Les médicaments en interaction sont généralement des inhibiteurs ou des inducteurs d’enzymes clés du métabolisme des médicaments ou de transporteurs de médicaments. La forte liaison aux protéines (en particulier des anti-inflammatoires non stéroïdiens) peut également favoriser les interactions.
La figure 1 résume les effets possibles des interactions.
Répartition
Les interactions médicamenteuses peuvent être décrites de trois manières différentes. D’une part, il y a les interactions à l’extérieur du corps : les interactions pharmaceutiques (incompatibilité, par exemple la précipitation dans la solution de perfusion). Des interactions pharmacocinétiques et pharmacodynamiques se produisent à l’intérieur de l’organisme. Les premiers impliquent une modification de la concentration sérique de l’un ou des deux partenaires de l’interaction, tandis que les seconds impliquent une augmentation ou une diminution mutuelle de l’effet sans modification de la concentration sérique. Les interactions peuvent concerner les quatre processus pharmacocinétiques (ADME) :
A : Absorption
D : Distribution
M : Métabolisme
E : Élimination.
Des exemples d’interactions dans l’absorption des médicaments sont résumés dans le tableau 2.

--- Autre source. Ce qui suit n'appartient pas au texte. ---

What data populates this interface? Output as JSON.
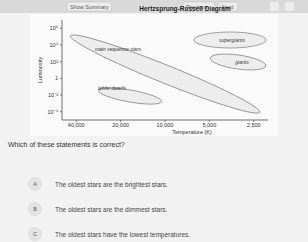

“Concernant le métabolisme : les inhibiteurs importants du CYP3A4 sont les antifongiques azolés comme le kétoconazole ou l’itraconazole, les antibiotiques comme la clarithromycine, les inhibiteurs de protéase comme le ritonavir ou le saquinavir et, comme on le sait, le jus de pamplemousse. Les inducteurs du CYP3A4 sont par exemple des antiépileptiques classiques comme la carbamazépine, des antibiotiques comme la rifampicine, des INNTI comme la névirapine ou des extraits de millepertuis. En combinaison avec un médicament comme le midazolam, qui est métabolisé par le CYP3A4, il peut maintenant y avoir des interactions pertinentes”, a expliqué le conférencier. “Les inhibiteurs et les inducteurs du CYP3A4 ont le potentiel de modifier très fortement les concentrations plasmatiques du midazolam et donc de diminuer ou d’augmenter son effet. Des ajustements de dose sont nécessaires”. Pour les inhibiteurs, l’effet commence quelques minutes ou quelques heures après le début de l’inhibiteur et la fin dépend de sa demi-vie (inhibiteur réversible) ou de la formation d’une nouvelle enzyme inhibée (inhibiteur irréversible). Pour les inducteurs, l’effet débute trois à cinq jours après le début du traitement. Une induction maximale est atteinte après environ deux semaines. Après l’arrêt de l’inducteur, il faut à nouveau environ deux semaines pour que l’induction ne soit plus détectable.
Interactions pharmacodynamiques – Médicaments biologiques
Il n’existe pas d’études systématiques sur les interactions potentielles avec les médicaments biologiques. Cependant, comme ils sont généralement administrés par voie parentérale et qu’ils ont des voies de dégradation différentes de celles des médicaments dits “de faible poids moléculaire”, des interactions pharmacocinétiques sont peu probables. Des effets pharmacodynamiques sont toutefois possibles (par exemple, une immunosuppression accrue, des infections plus fréquentes).
Conclusion
“Les interactions médicamenteuses sont importantes en termes qualitatifs et quantitatifs, mais elles sont généralement connues et donc évitables. Les mécanismes fréquents et importants sont l’inhibition/l’induction d’enzymes et/ou de protéines de transport pour les médicaments à marge thérapeutique étroite, ainsi que les interactions pharmacodynamiques (y compris avec les médicaments biologiques). Il convient d’être particulièrement prudent lorsque des combinaisons de médicaments sont modifiées”, a conclu le Dr Haschke.
Source : “Interactions avec les médicaments”, exposé présenté lors de la 96e assemblée annuelle de la SSDP, 4-6 septembre, Bâle.